His acting pedigree and gentlemanly demeanour made quite an impression on the city's fledgling theatrical scene, and he is remembered now by American scholars as one of the first actors of note to work in New York, long before the lights went on over Broadway.

In 1704 he finally arrived back in England, penniless but full of stories of daring-do.

He went to London and married a "Fair Lady".

Little is known about his wife, not even her name, but it is known that she acted alongside him for the rest of his life. They performed in England, Scotland and Ireland, travelling from town to town.

It was around this time that Aston developed his trade-mark act, which he called his "medley".

In it he strung together famous scenes, songs and poems with self-penned verses and anecdotes.

It was a pot-pourri of popular theatre that proved a hit wherever he went. Adopting the stage name "Mat Medley", Aston began to become well-known.

In 1706 his son, Walter, was born but this failed to dim his wanderlust and he continued to tour relentlessly, with his family in tow.

In time, Walter would grow to become part of the act and would eventually strike out as an actor in his own right.

It was still a struggle to make a living, however, and he would find any way to avoid paying taxes or fees to the patent houses for using well-known material.

In 1717, he advertised that he would be giving performances of his medley for free, but that audience members would be required to buy a toothpick for one shilling, a clever way of avoiding paying fees for public performance.

On another occasion, he was unable to pay for his lodgings, so left a trunk of his silk costumes with the landlord as security. The landlord did not know that the trunk had a false bottom, and Aston had swapped its content for stones and cabbages.

In 1726 the family performed in Edinburgh, after getting a licence from magistrates, but this was withdrawn after Lady Morrison, who lived directly below the theatre, complained that her ceiling was caving in with the weight of the audience. Aston took the matter to court but lost after a tradesman confirmed the perilous state of the venue.
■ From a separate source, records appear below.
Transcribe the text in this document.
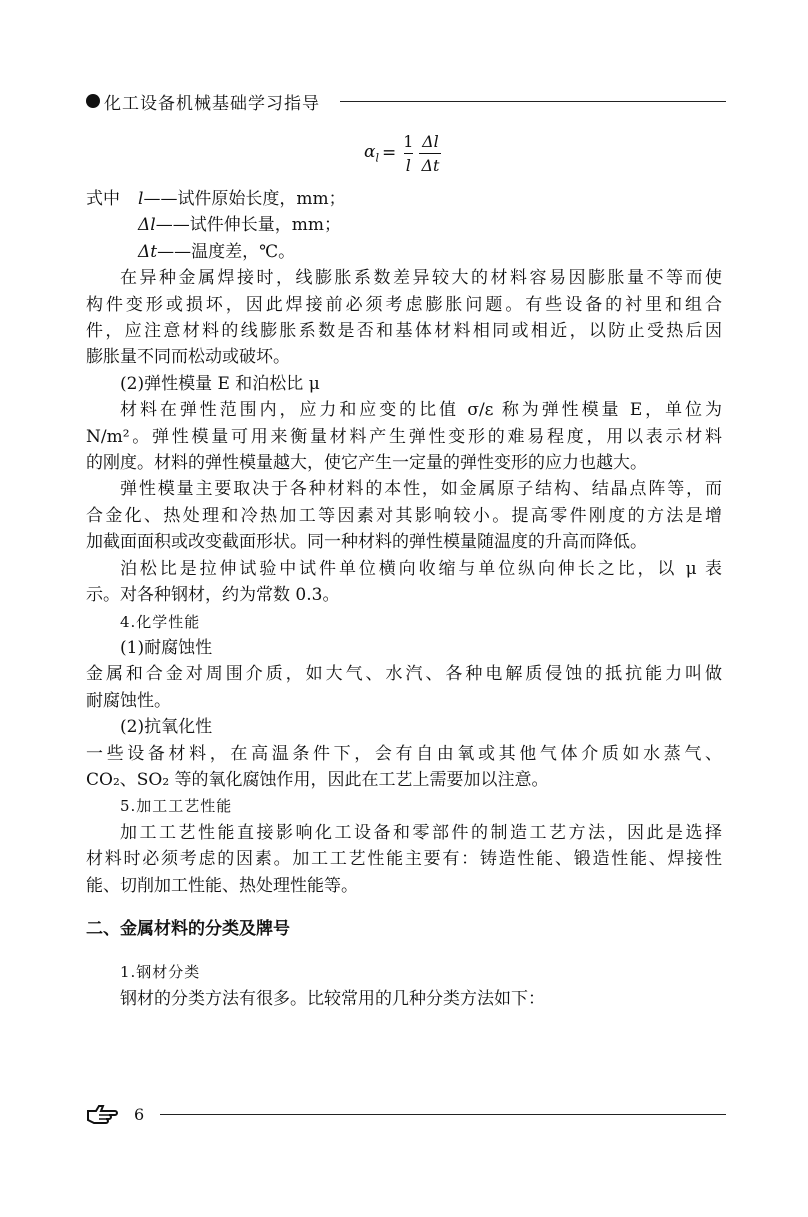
化工设备机械基础学习指导
$\alpha_l = \frac{1}{l} \frac{\Delta l}{\Delta t}$
式中 l——试件原始长度，mm；
Δl——试件伸长量，mm；
Δt——温度差，℃。
在异种金属焊接时，线膨胀系数差异较大的材料容易因膨胀量不等而使
构件变形或损坏，因此焊接前必须考虑膨胀问题。有些设备的衬里和组合
件，应注意材料的线膨胀系数是否和基体材料相同或相近，以防止受热后因
膨胀量不同而松动或破坏。
(2)弹性模量 E 和泊松比 μ
材料在弹性范围内，应力和应变的比值 σ/ε 称为弹性模量 E，单位为
N/m²。弹性模量可用来衡量材料产生弹性变形的难易程度，用以表示材料
的刚度。材料的弹性模量越大，使它产生一定量的弹性变形的应力也越大。
弹性模量主要取决于各种材料的本性，如金属原子结构、结晶点阵等，而
合金化、热处理和冷热加工等因素对其影响较小。提高零件刚度的方法是增
加截面面积或改变截面形状。同一种材料的弹性模量随温度的升高而降低。
泊松比是拉伸试验中试件单位横向收缩与单位纵向伸长之比，以 μ 表
示。对各种钢材，约为常数 0.3。
4.化学性能
(1)耐腐蚀性
金属和合金对周围介质，如大气、水汽、各种电解质侵蚀的抵抗能力叫做
耐腐蚀性。
(2)抗氧化性
一些设备材料，在高温条件下，会有自由氧或其他气体介质如水蒸气、
CO₂、SO₂ 等的氧化腐蚀作用，因此在工艺上需要加以注意。
5.加工工艺性能
加工工艺性能直接影响化工设备和零部件的制造工艺方法，因此是选择
材料时必须考虑的因素。加工工艺性能主要有：铸造性能、锻造性能、焊接性
能、切削加工性能、热处理性能等。
二、金属材料的分类及牌号
1.钢材分类
钢材的分类方法有很多。比较常用的几种分类方法如下：
6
In 1728 he found himself once again on the wrong side of the Scottish authorities, after his son, Walter, fell for a local girl called Jean Kerr.

Her family took a dislike to the Aston clan, and Aston and his son were locked up for "enticing her away". However, she declared her love for Walter, they were married and the Astons were chased out of town.
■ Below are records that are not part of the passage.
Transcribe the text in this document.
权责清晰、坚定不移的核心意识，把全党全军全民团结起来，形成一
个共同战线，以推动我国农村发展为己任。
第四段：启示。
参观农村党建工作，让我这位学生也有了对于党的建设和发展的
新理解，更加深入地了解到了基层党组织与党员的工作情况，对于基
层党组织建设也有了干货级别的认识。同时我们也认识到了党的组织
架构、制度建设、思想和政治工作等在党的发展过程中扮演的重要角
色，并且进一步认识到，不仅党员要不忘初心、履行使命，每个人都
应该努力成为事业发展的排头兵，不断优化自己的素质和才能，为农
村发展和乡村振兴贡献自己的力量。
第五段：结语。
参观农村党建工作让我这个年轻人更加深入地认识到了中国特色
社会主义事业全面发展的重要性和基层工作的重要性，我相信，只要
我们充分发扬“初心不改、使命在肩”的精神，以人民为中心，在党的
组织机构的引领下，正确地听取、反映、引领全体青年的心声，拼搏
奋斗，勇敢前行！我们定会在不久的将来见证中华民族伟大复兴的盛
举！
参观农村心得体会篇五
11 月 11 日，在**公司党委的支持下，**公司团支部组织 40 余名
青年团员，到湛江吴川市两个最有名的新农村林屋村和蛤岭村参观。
By 1728 Aston was nearing 50, but he continued to tour.

In 1730 he wrote his best-known work, The Fool's Opera, which was published to some acclaim.
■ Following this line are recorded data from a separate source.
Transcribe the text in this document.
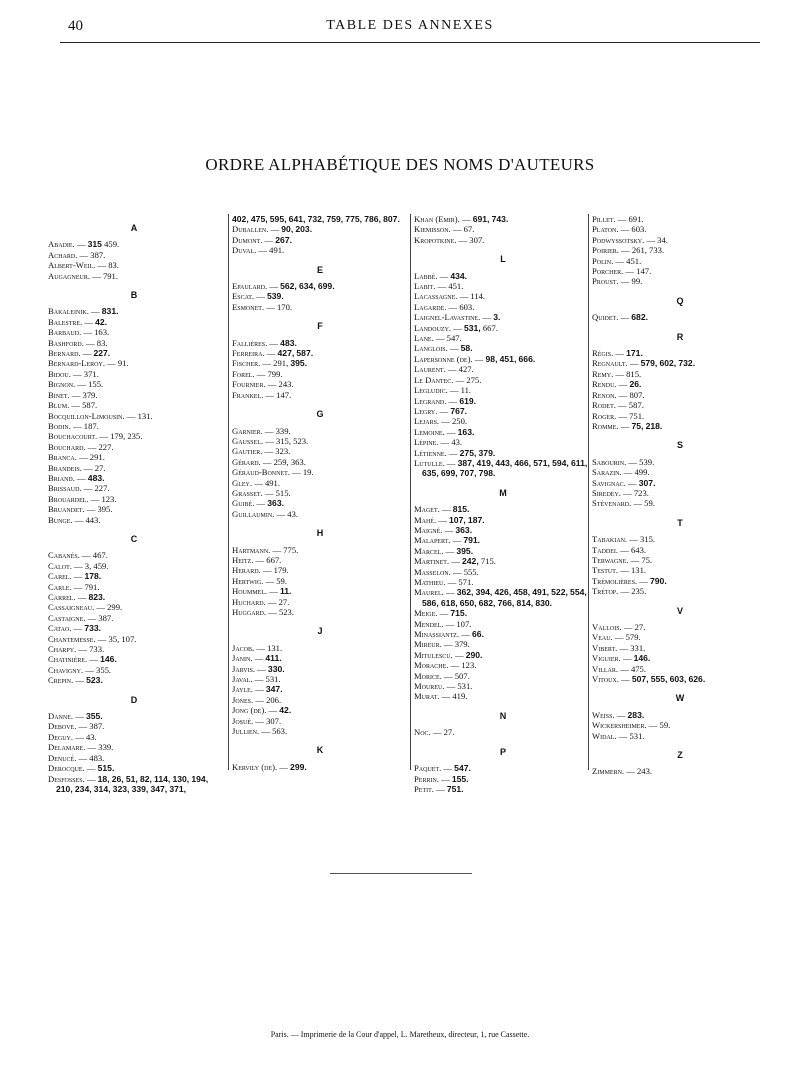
40	TABLE DES ANNEXES
ORDRE ALPHABÉTIQUE DES NOMS D'AUTEURS
A
Abadie. — 315 459.
Achard. — 387.
Albert-Weil. — 83.
Augagneur. — 791.
B
Bakaleinik. — 831.
Balestre. — 42.
Barbaud. — 163.
Bashford. — 83.
Bernard. — 227.
Bernard-Leroy. — 91.
Bidou. — 371.
Bignon. — 155.
Binet. — 379.
Blum. — 587.
Bocquillon-Limousin. — 131.
Bodin. — 187.
Bouchacourt. — 179, 235.
Bouchard. — 227.
Branca. — 291.
Brandeis. — 27.
Briand. — 483.
Brissaud. — 227.
Brouardel. — 123.
Bruandet. — 395.
Bunge. — 443.
C
Cabanès. — 467.
Calot. — 3, 459.
Carel. — 178.
Carle. — 791.
Carrel. — 823.
Cassaigneau. — 299.
Castaigne. — 387.
Catao. — 733.
Chantemesse. — 35, 107.
Charpy. — 733.
Chatinière. — 146.
Chavigny. — 355.
Crepin. — 523.
D
Danne. — 355.
Debove. — 387.
Deguy. — 43.
Delamare. — 339.
Denucé. — 483.
Derocque. — 515.
Desfosses. — 18, 26, 51, 82, 114, 130, 194, 210, 234, 314, 323, 339, 347, 371,
402, 475, 595, 641, 732, 759, 775, 786, 807.
Duballen. — 90, 203.
Dumont. — 267.
Duval. — 491.
E
Epaulard. — 562, 634, 699.
Escat. — 539.
Esmonet. — 170.
F
Fallières. — 483.
Ferreira. — 427, 587.
Fischer. — 291, 395.
Forel. — 799.
Fournier. — 243.
Frankel. — 147.
G
Garnier. — 339.
Gaussel. — 315, 523.
Gautier. — 323.
Gérard. — 259, 363.
Géraud-Bonnet. — 19.
Gley. — 491.
Grasset. — 515.
Guibé. — 363.
Guillaumin. — 43.
H
Hartmann. — 775.
Heitz. — 667.
Herard. — 179.
Hertwig. — 59.
Hoummel. — 11.
Huchard. — 27.
Huggard. — 523.
J
Jacob. — 131.
Janin. — 411.
Jarvis. — 330.
Javal. — 531.
Jayle. — 347.
Jones. — 206.
Jong (de). — 42.
Josué. — 307.
Jullien. — 563.
K
Kervily (de). — 299.
Khan (Emir). — 691, 743.
Kiemisson. — 67.
Kropotkine. — 307.
L
Labbé. — 434.
Labit. — 451.
Lacassagne. — 114.
Lagarde. — 603.
Laignel-Lavastine. — 3.
Landouzy. — 531, 667.
Lane. — 547.
Langlois. — 58.
Lapersonne (de). — 98, 451, 666.
Laurent. — 427.
Le Dantec. — 275.
Legludic. — 11.
Legrand. — 619.
Legry. — 767.
Lejars. — 250.
Lemoine. — 163.
Lépine. — 43.
Létienne. — 275, 379.
Lutulle. — 387, 419, 443, 466, 571, 594, 611, 635, 699, 707, 798.
M
Maget. — 815.
Mahé. — 107, 187.
Maigné. — 363.
Malapert. — 791.
Marcel. — 395.
Martinet. — 242, 715.
Masselon. — 555.
Mathieu. — 571.
Maurel. — 362, 394, 426, 458, 491, 522, 554, 586, 618, 650, 682, 766, 814, 830.
Meige. — 715.
Mendel. — 107.
Minassiantz. — 66.
Mireur. — 379.
Mitulescu. — 290.
Morache. — 123.
Morice. — 507.
Moureu. — 531.
Murat. — 419.
N
Noc. — 27.
P
Paquet. — 547.
Perrin. — 155.
Petit. — 751.
Pillet. — 691.
Platon. — 603.
Podwyssotsky. — 34.
Poirier. — 261, 733.
Polin. — 451.
Porcher. — 147.
Proust. — 99.
Q
Quidet. — 682.
R
Régis. — 171.
Regnault. — 579, 602, 732.
Remy. — 815.
Rendu. — 26.
Renon. — 807.
Rodet. — 587.
Roger. — 751.
Romme. — 75, 218.
S
Sabourin. — 539.
Sarazin. — 499.
Savignac. — 307.
Siredey. — 723.
Stévenard. — 59.
T
Tabakian. — 315.
Taddei. — 643.
Terwagne. — 75.
Testut. — 131.
Trémolières. — 790.
Trétop. — 235.
V
Vallois. — 27.
Veau. — 579.
Vibert. — 331.
Viguier. — 146.
Villar. — 475.
Vitoux. — 507, 555, 603, 626.
W
Weiss. — 283.
Wickersheimer. — 59.
Widal. — 531.
Z
Zimmern. — 243.
Paris. — Imprimerie de la Cour d'appel, L. Maretheux, directeur, 1, rue Cassette.
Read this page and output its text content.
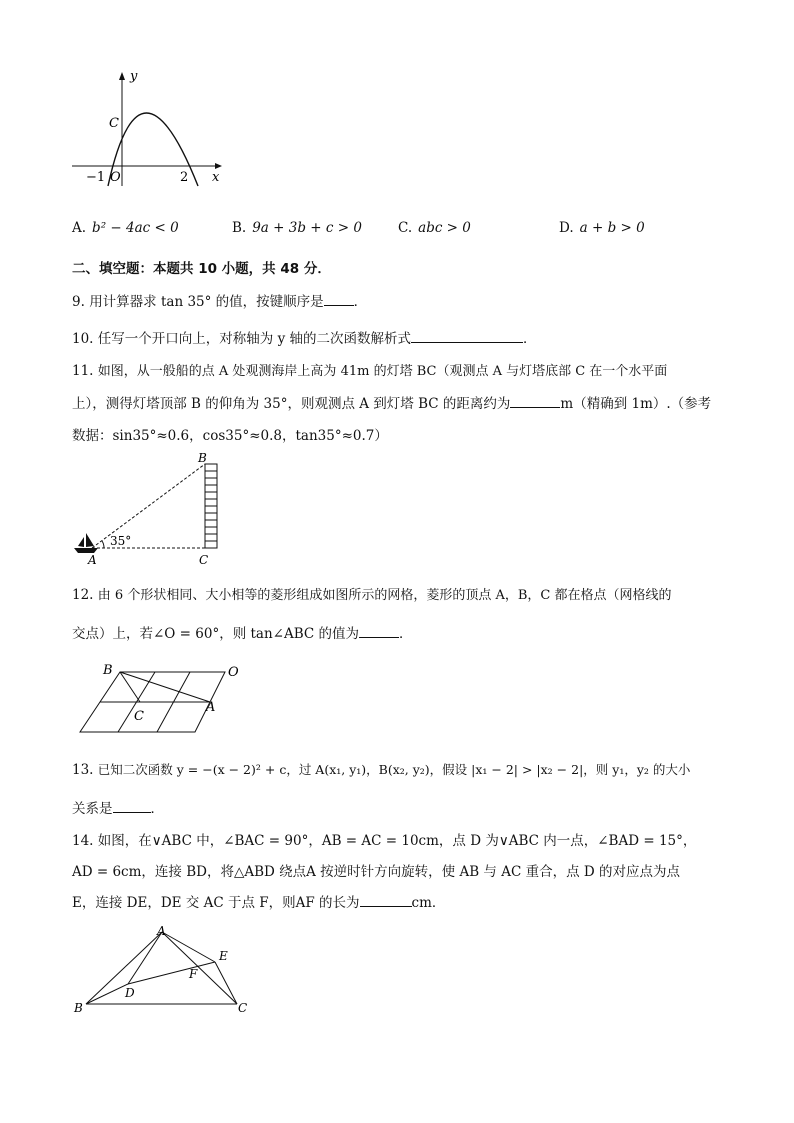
y
x
C
O
−1	2
A. b² − 4ac < 0	B. 9a + 3b + c > 0	C. abc > 0	D. a + b > 0
二、填空题：本题共 10 小题，共 48 分．
9. 用计算器求 tan 35° 的值，按键顺序是 ．
10. 任写一个开口向上，对称轴为 y 轴的二次函数解析式	．
11. 如图，从一般船的点 A 处观测海岸上高为 41m 的灯塔 BC（观测点 A 与灯塔底部 C 在一个水平面
上），测得灯塔顶部 B 的仰角为 35°，则观测点 A 到灯塔 BC 的距离约为	m（精确到 1m）.（参考
数据：sin35°≈0.6，cos35°≈0.8，tan35°≈0.7）
B
A	C
35°
12. 由 6 个形状相同、大小相等的菱形组成如图所示的网格，菱形的顶点 A，B，C 都在格点（网格线的
交点）上，若∠O = 60°，则 tan∠ABC 的值为	．
B	O
C
A
13. 已知二次函数 y = −(x − 2)² + c，过 A(x₁, y₁)，B(x₂, y₂)，假设 |x₁ − 2| > |x₂ − 2|，则 y₁，y₂ 的大小
关系是	．
14. 如图，在∨ABC 中，∠BAC = 90°，AB = AC = 10cm，点 D 为∨ABC 内一点，∠BAD = 15°，
AD = 6cm，连接 BD，将△ABD 绕点A 按逆时针方向旋转，使 AB 与 AC 重合，点 D 的对应点为点
E，连接 DE，DE 交 AC 于点 F，则AF 的长为	cm．
A
E
F
D
B	C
Then, in 1735, came his great performance before Parliament.

Sir John Barnard had introduced the Playhouse Bill, which aimed to strengthen the monopoly of the patent houses and further squeeze the livelihoods of travelling players. Aston heard about the Bill while performing in Leeds and rushed to London to implore MPs to throw it out.

He began his speech by introducing himself as their "most grave, facetious, profound, whimsical, humorous, serious, open and occult humble servant."

He told the house that if "all country actors must suffer by this act, I question if there is wood enough in England to hang them all".

He claimed that though he was "esteemed throughout the Kingdom" the London patent houses refused him work. If the act was passed he and many others would starve, he pleaded.

It worked. By tickling the MPs' funny bones, he had the Bill laughed out of the house.

It had been the performance of his life, but he was not yet finished.

Aston continued to tour and perform, appearing into his old age and even outliving his son, Walter, who died in 1740.

Aston died in 1753, although precisely when and where is not known. It is perhaps fitting that the location of the final resting place of a man who spent so much of his life on the road remains a mystery.

Anthony Aston was a nobleman and a scoundrel, a rich man's son who died penniless, who operated outside the law but made few enemies.

He saw New York in its earliest days, survived pirates and poverty and bamboozled Lords and MPs with his wit and wisdom.

And he was, in a time when travel was arduous and celebrity rare, a nationally-famous name who today is unknown even in his hometown of Tamworth.

As one expert wrote, just before his death, Aston was "as well known in every town as the post horse that carried the mail."